Normalisation and ‘Anima notitia copia’ (Soul of the Database)

(A Guest Editorial for Simple-Talk)

The other day, I was staring  at the sys.syslanguages  table in SQL Server with slightly-raised eyebrows .


I’d just been reading Chris Date’s  interesting book ‘SQL and Relational Theory’. He’d made the point that you’re not necessarily doing relational database operations by using a SQL Database product.  The same general point was recently made by Dino Esposito about ASP.NET MVC.  The use of ASP.NET MVC doesn’t guarantee you a good application design: It merely makes it possible to test it. The way I’d describe the sentiment in both cases is ‘you can hit someone over the head with a frying-pan but you can’t call it cooking’.

SQL enables you to create relational databases. However,  even if it smells bad, it is no crime to do hideously un-relational things with a SQL Database just so long as it’s necessary and you can tell the difference; not only that but also only if you’re aware of the risks and implications. Naturally, I’ve never knowingly created a database that Codd would have frowned at, but around the edges are interfaces and data feeds I’ve written  that have caused hissy fits amongst the Normalisation fundamentalists. Part of the problem for those who agonise about such things  is the misinterpretation of Atomicity.  An atomic value is one for which, in the strange virtual universe you are creating in your database, you don’t have any interest in any of its component parts.  If you aren’t interested in the electrons, neutrinos,  muons,  or  taus, then  an atom is atomic. In the same way, if you are passed a JSON string or XML, and required to store it in a database, then all you need to do is to ask yourself, in your role as Anima notitia copia (Soul of the database) ‘have I any interest in the contents of this item of information?’.  If the answer is ‘No!’, or ‘nequequam! Then it is an atomic value, however complex it may be.  After all, you would never have the urge to store the pixels of images individually, under the misguided idea that these are the atomic values would you?  I would, of course,  ask the ‘Anima notitia copia’ rather than the application developers, since there may be more than one application, and the applications developers may be designing the application in the absence of full domain knowledge, (‘or by the seat of the pants’ as the technical term used to be). If, on the other hand, the answer is ‘sure, and we want to index the XML column’, then we may be in for some heavy XML-shredding sessions to get to store the ‘atomic’ values and ensure future harmony as the application develops.

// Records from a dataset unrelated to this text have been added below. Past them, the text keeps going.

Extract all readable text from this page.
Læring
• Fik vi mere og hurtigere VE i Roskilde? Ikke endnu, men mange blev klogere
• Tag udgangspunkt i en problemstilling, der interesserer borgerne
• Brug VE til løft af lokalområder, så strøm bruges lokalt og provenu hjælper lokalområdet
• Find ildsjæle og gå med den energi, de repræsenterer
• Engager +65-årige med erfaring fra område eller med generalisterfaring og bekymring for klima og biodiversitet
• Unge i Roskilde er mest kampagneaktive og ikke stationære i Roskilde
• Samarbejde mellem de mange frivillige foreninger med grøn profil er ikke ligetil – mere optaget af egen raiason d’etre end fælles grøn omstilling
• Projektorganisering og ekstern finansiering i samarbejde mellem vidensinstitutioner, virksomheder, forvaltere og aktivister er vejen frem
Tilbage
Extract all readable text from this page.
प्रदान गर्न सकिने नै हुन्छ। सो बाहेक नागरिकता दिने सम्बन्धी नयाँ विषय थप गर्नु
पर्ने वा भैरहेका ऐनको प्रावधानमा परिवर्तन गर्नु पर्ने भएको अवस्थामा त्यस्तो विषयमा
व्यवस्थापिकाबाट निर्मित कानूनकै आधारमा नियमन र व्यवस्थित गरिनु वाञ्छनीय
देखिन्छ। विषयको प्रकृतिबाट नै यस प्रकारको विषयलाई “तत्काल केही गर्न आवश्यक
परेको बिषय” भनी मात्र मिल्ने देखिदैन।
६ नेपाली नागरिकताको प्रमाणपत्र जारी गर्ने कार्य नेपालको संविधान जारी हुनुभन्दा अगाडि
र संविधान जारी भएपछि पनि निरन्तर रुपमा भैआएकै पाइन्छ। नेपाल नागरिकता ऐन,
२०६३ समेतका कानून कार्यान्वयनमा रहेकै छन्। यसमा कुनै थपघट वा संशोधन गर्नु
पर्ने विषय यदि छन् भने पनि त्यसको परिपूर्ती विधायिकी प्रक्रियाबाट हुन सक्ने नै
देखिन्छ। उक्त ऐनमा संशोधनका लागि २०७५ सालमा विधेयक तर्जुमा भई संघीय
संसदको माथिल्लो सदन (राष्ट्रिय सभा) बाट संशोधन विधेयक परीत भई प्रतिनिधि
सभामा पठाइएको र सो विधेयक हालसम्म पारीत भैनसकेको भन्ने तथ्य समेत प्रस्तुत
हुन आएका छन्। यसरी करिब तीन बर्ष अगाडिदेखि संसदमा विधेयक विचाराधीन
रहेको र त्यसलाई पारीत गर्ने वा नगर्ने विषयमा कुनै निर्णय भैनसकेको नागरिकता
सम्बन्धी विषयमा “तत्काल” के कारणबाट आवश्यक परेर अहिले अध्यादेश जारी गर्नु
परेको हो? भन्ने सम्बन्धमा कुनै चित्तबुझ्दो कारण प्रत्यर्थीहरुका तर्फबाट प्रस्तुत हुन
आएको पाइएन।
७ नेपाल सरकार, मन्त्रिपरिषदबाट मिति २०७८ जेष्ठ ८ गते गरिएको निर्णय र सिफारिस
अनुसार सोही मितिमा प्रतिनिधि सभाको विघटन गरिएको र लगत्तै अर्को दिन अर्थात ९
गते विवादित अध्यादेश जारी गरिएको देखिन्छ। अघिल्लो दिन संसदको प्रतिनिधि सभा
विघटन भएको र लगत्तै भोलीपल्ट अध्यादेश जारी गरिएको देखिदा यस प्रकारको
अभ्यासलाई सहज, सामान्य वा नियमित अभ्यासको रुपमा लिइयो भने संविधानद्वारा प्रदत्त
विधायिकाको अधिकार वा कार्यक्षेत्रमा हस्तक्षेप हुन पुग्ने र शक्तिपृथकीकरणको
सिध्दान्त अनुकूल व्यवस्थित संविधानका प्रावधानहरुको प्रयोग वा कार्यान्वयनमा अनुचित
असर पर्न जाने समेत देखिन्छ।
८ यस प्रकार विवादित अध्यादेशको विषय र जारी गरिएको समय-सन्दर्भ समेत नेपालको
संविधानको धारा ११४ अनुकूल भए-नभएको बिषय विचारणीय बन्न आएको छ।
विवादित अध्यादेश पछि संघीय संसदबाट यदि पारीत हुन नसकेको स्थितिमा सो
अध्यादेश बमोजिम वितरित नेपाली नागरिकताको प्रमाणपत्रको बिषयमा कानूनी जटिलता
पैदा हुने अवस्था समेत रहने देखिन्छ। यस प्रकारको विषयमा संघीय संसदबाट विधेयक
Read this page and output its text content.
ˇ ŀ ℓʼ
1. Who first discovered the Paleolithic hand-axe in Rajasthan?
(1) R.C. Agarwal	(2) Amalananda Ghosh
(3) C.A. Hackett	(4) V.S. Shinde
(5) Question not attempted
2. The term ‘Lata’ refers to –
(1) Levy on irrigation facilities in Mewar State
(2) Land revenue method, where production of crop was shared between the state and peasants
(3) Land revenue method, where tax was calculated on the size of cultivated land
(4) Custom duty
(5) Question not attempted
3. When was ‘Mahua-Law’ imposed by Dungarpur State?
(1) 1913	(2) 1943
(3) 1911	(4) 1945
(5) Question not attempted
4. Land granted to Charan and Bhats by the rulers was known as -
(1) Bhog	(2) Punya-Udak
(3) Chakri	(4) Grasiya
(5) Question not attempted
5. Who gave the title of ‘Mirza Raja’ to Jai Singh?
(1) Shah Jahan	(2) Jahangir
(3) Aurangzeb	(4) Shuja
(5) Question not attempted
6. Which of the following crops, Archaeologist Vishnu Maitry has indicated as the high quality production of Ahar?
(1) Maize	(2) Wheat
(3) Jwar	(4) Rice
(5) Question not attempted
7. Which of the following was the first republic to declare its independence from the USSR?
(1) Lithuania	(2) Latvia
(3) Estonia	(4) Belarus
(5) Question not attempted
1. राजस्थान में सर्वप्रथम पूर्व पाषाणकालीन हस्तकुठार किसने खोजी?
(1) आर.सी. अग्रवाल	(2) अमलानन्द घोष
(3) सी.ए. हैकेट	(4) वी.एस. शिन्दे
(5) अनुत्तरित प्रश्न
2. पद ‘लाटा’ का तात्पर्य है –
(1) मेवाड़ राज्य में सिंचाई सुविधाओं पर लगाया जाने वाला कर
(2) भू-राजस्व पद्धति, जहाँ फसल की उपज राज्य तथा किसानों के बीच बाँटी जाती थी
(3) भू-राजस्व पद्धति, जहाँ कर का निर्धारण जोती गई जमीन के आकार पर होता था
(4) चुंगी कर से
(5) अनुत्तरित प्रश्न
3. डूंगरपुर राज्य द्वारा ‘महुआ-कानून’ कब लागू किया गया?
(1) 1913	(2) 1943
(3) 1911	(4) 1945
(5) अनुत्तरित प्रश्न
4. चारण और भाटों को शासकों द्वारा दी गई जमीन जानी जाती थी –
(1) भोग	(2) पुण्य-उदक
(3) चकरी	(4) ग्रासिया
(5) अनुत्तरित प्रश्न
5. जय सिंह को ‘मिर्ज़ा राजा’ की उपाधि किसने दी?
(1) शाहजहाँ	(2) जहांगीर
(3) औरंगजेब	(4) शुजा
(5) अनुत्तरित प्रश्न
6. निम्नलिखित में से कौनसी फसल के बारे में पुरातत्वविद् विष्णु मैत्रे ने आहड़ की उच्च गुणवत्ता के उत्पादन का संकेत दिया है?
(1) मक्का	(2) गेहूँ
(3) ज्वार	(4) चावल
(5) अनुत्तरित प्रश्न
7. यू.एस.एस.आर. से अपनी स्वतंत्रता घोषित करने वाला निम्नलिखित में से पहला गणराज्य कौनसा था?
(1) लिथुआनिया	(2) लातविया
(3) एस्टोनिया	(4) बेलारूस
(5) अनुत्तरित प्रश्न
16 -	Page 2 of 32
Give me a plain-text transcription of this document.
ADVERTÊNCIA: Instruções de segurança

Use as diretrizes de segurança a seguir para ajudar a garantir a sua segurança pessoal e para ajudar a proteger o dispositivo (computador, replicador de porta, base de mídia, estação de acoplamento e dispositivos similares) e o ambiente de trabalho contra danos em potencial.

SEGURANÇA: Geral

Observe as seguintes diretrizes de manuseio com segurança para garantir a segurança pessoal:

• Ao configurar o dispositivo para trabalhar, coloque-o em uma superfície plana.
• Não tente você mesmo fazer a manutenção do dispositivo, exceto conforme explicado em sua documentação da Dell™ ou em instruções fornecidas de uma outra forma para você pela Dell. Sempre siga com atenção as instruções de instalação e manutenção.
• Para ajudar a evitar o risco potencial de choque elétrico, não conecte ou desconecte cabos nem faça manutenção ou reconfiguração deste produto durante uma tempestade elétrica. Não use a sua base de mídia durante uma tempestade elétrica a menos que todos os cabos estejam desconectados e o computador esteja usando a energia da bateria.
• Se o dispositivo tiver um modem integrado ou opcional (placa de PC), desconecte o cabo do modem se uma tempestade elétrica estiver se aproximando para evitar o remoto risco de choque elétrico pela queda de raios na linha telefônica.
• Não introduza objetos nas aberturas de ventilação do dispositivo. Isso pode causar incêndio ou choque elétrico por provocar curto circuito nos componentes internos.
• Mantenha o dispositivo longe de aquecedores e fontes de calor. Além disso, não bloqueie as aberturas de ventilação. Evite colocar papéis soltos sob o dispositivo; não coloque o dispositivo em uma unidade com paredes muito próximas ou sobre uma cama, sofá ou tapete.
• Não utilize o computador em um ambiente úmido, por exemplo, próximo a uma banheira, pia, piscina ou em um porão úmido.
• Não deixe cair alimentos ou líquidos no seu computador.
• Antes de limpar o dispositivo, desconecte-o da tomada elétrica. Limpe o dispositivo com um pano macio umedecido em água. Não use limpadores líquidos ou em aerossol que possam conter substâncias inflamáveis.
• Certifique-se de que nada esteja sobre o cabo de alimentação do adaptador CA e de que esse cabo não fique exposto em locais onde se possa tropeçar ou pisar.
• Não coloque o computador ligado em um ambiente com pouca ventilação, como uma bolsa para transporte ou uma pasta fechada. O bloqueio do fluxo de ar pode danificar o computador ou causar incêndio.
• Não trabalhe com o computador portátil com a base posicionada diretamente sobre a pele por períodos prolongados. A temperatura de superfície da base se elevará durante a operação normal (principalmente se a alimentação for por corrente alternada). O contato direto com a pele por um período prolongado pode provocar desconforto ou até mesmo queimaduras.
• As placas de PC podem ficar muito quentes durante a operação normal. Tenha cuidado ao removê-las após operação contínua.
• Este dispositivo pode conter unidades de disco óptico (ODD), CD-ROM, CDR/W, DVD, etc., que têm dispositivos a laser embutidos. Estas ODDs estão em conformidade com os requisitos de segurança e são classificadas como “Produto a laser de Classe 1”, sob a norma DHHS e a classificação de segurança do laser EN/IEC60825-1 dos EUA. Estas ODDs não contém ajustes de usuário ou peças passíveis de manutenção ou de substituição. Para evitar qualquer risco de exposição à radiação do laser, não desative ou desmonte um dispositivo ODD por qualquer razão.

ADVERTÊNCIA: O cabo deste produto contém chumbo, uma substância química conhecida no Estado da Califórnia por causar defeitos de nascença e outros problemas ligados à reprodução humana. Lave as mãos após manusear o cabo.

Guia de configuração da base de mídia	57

I went back to looking at the sys.syslanguages table. It has a months column with the months in a delimited list


This is an ordered list. Wicked? I seem to remember that this value, like shortmonths and days, is treated as a ‘thing’. It is merely passed off to an external  C++ routine in order to format a date in a particular language, and never accessed directly within the database. As far as the database is concerned, it is an atomic value.  There is more to normalisation than meets the eye.